I have a class that calls a protected method inside its constructor (I know the bad design, but this is another story ...)
public class A { public A() { init(); } protected void init() {} }
then I have another class that extends A and overrides init() .
public class B extends A { int value; public B(int i) { value = i; } protected void init() { System.out.println("value="+value); } }
If the code
B b = new B(10);
I get
> value=0
and this was expected because the superclass constructor is called before B ctor, and then value is still.
But when using an anonymous class like this
class C { public static void main (String[] args) { final int avalue = Integer.parsetInt(args[0]); A a = new A() { void init() { System.out.println("value="+avalue); } } } }
I would expect to get value=0 , because it should be more or less equal to class B : the compiler automatically creates a new class C$1 , which extends A and creates instance variables to store local variables that are referenced in methods of an anonymous class that simulate closure etc.
But when you run this, I got
> java -cp . C 42 > value=42
Initially, I thought that this was due to the fact that I used java 8, and maybe when introducing lamdbas they changed the way of anonymous classes implemented under the hood (you no longer need final ), but I also tried with java 7 and got one same result ...

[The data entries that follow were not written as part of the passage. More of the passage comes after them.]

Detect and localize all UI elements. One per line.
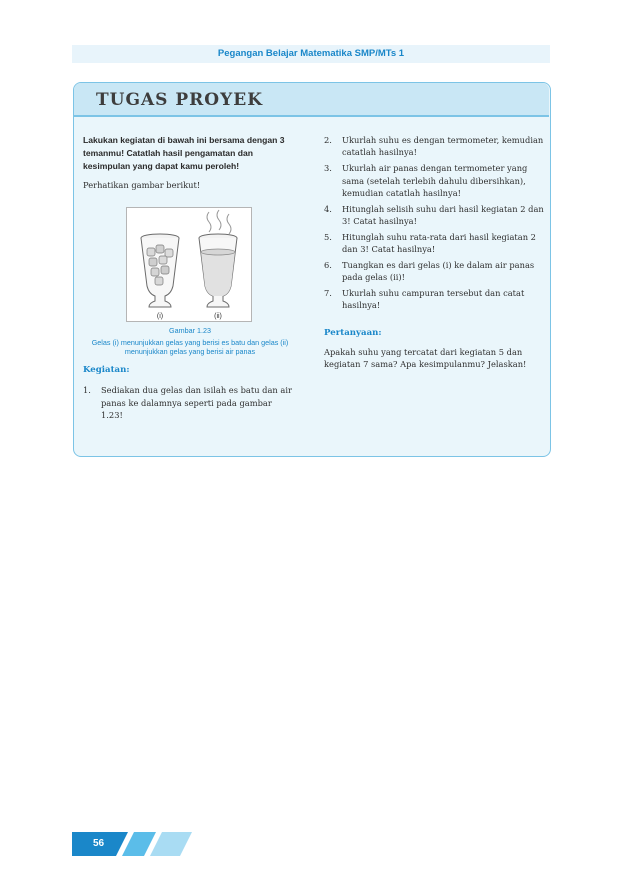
kegiatan-list-left <box>83 384 293 421</box>
label-glass-ii: (ii) <box>214 313 222 320</box>
step-text: Hitunglah suhu rata-rata dari hasil kegiatan 2 dan 3! Catat hasilnya! <box>342 231 536 255</box>
steam-icon <box>207 212 211 232</box>
step-item <box>324 134 549 159</box>
pertanyaan-text: Apakah suhu yang tercatat dari kegiatan 5 dan kegiatan 7 sama? Apa kesimpulanmu? Jelaskan! <box>324 346 527 370</box>
caption-title: Gambar 1.23 <box>169 326 211 335</box>
step-text: Hitunglah selisih suhu dari hasil kegiatan 2 dan 3! Catat hasilnya! <box>342 203 544 227</box>
pertanyaan-heading: Pertanyaan: <box>324 327 382 338</box>
glasses-illustration <box>127 208 251 321</box>
step-number: 2. <box>324 135 332 145</box>
intro-text: Lakukan kegiatan di bawah ini bersama dengan 3 temanmu! Catatlah hasil pengamatan dan kesimpulan yang dapat kamu peroleh! <box>83 135 285 171</box>
step-item <box>324 259 549 284</box>
step-item <box>324 162 549 199</box>
glass-hot-water-icon <box>199 234 237 307</box>
title-band <box>74 83 549 117</box>
running-header <box>72 45 550 63</box>
step-number: 5. <box>324 231 332 242</box>
step-number: 4. <box>324 203 332 214</box>
step-item <box>324 203 549 228</box>
step-text: Ukurlah air panas dengan termometer yang sama (setelah terlebih dahulu dibersihkan), kemudian catatlah hasilnya! <box>342 163 528 198</box>
step-text: Ukurlah suhu es dengan termometer, kemudian catatlah hasilnya! <box>342 135 544 158</box>
look-text: Perhatikan gambar berikut! <box>83 180 201 190</box>
steam-icon <box>217 210 221 230</box>
running-header-text: Pegangan Belajar Matematika SMP/MTs 1 <box>217 48 405 59</box>
right-column <box>324 134 549 371</box>
step-item <box>324 231 549 256</box>
label-glass-i: (i) <box>156 313 164 320</box>
step-text: Tuangkan es dari gelas (i) ke dalam air panas pada gelas (ii)! <box>342 259 535 283</box>
figure-caption <box>85 326 295 357</box>
glasses-figure <box>126 207 252 322</box>
step-number: 1. <box>83 385 91 396</box>
kegiatan-heading: Kegiatan: <box>83 365 130 376</box>
caption-text: Gelas (i) menunjukkan gelas yang berisi es batu dan gelas (ii) menunjukkan gelas yang berisi air panas <box>91 337 289 356</box>
kegiatan-list-right <box>324 134 549 312</box>
steam-icon <box>227 214 231 234</box>
step-number: 6. <box>324 259 332 270</box>
step-item <box>324 287 549 312</box>
box-title: TUGAS PROYEK <box>96 90 263 110</box>
step-number: 7. <box>324 287 332 298</box>
glass-ice-icon <box>141 234 179 307</box>
step-item <box>83 384 293 421</box>
step-text: Sediakan dua gelas dan isilah es batu dan air panas ke dalamnya seperti pada gambar 1.23! <box>101 385 292 421</box>
page-number: 56 <box>93 838 105 849</box>
page-number-tab <box>72 832 192 856</box>
step-number: 3. <box>324 163 332 174</box>
step-text: Ukurlah suhu campuran tersebut dan catat hasilnya! <box>342 287 525 311</box>
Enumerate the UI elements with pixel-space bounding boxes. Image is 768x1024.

Actually, looking at the byte code with javap , I see that B is
> javap -c B Compiled from "B.java" public class B extends A { int value; public B(int); Code: 0: aload_0 1: invokespecial #1 // Method A."<init>":()V 4: aload_0 5: iload_1 6: putfield #2 // Field value:I 9: return ...
and for C$1 :
> javap -c C\$1 Compiled from "C.java" final class C$1 extends A { final int val$v; C$1(int); Code: 0: aload_0 1: iload_1 2: putfield
Can someone tell me why this difference is? Is there a way to reproduce the behavior of an anonymous class using "normal" classes?
EDIT: to clarify the question: why does initializing anonymous classes violate the rules for initializing any other class (where the super constructor is called before setting any other variable)? Or is there a way to set the instance variable in class B before running the superstructor?